Is it possible for me to access that material? From its title, I can only suppose the greater subtlety you are referring to involves a more detailed type of anecdotal analysis.

walker said...

"National economic power" religious? Perhaps, but it is a common one -- the ability to project economic power (make acquisitions, buy influence, etc.) is something that policy-makers generally care about, especially in East Asia.

On terms of trade, the point is that imports become cheaper as the currency rises but the author does not attempt to quantify these gains when accounting the share of GDP growth due to "industrial policy". This is a glaring omission given that favors are generally provided to tradable goods industries.

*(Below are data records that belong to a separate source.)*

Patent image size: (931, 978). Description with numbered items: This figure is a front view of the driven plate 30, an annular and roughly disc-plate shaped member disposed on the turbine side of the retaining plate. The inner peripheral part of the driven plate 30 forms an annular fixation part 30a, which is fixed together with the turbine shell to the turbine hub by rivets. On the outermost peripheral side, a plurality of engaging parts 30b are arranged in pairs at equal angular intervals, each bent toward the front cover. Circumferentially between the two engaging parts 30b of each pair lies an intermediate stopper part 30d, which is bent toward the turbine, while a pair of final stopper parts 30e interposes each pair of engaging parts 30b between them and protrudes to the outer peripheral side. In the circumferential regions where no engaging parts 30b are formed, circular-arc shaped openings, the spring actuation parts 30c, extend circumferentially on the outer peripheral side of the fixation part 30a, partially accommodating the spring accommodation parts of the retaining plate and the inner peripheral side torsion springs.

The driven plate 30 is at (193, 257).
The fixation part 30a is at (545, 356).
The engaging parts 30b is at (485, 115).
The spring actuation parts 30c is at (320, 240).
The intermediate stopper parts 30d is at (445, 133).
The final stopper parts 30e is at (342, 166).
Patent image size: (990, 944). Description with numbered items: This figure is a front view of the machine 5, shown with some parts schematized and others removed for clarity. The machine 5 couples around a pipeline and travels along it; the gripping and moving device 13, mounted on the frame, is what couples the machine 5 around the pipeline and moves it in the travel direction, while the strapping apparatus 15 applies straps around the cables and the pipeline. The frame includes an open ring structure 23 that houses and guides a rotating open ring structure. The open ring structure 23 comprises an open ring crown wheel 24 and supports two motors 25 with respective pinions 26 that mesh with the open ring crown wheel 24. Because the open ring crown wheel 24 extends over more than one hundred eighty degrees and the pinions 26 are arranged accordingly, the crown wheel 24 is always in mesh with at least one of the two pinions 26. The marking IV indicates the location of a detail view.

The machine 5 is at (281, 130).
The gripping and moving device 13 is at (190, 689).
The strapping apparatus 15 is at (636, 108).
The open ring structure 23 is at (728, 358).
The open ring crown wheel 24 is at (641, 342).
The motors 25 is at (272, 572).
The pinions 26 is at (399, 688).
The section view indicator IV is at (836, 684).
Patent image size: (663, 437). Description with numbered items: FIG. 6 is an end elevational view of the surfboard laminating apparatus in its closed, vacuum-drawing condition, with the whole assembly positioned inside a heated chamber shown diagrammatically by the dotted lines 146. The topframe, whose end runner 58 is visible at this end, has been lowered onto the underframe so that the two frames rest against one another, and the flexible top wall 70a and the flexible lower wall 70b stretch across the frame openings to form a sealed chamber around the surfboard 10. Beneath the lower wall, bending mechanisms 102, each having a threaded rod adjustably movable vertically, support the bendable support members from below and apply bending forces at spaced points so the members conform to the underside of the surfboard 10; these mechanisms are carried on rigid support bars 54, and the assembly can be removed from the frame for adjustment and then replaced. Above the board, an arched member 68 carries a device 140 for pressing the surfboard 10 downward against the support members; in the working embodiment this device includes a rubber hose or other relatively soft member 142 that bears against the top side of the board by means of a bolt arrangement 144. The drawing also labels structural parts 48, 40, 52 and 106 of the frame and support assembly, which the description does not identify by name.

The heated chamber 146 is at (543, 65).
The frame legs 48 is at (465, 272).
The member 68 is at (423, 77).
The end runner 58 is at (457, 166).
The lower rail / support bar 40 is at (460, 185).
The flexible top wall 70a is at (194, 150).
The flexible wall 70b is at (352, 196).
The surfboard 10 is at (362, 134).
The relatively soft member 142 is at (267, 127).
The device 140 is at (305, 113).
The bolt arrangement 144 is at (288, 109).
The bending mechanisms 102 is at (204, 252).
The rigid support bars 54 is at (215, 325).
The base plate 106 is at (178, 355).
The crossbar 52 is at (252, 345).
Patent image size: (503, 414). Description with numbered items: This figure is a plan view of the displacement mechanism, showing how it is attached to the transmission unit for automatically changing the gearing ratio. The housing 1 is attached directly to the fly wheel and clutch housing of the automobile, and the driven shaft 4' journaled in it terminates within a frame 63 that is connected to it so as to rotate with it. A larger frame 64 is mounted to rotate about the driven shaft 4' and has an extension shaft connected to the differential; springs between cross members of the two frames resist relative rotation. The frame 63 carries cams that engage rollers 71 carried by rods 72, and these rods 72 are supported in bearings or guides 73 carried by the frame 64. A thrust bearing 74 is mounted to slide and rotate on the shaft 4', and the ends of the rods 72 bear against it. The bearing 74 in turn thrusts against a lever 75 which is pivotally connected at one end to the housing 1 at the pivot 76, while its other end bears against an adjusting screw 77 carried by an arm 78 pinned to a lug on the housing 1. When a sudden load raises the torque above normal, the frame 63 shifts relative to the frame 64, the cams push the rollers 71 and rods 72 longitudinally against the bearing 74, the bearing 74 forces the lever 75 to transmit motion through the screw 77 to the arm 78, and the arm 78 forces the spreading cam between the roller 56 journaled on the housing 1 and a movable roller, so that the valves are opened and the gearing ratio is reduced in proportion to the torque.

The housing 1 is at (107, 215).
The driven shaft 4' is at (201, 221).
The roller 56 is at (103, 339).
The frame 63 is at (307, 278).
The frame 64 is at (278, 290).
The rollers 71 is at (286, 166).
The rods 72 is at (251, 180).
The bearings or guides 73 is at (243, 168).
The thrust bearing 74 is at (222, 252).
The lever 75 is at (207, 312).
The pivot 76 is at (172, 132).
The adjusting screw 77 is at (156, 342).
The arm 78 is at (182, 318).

And I am a bit confused about your view of the exchange rate - keeping the currency value low is good for industry, but a high currency value implies "national economic power"?

Let me explain. By maintaining an undervalued currency domestic manufacturers are able to undercut their competition in world markets, and thus increase their market share. Over a period of time the competition will weaken as domestic manufacturers meet more of world demand. A trade surplus is the result putting upward pressure on the currency, but having in the interim built up industrial capacity and competitiveness (through economy of scale benefits, infrastructure upgrades, R&D, etc.) the currency can then be allowed to rise without hurting business to the same degree as before.

In this way the currency is kept undervalued, but will steadily rise in accordance with the increased competitiveness of a nation's firms.


Regarding the book, it is certainly available (google it) but the text is not online if that is what you mean. It is a detailed historical account, not an attempt at quantitative analysis like the Pack article. I say it is more subtle because it indeed more nuanced in regarding the effects of industrial policy as well as less abstract. It would be nice if a quantitative analysis were available that provides similar insight while at the same time making precise claims, but on such a complex question such an analysis is difficult.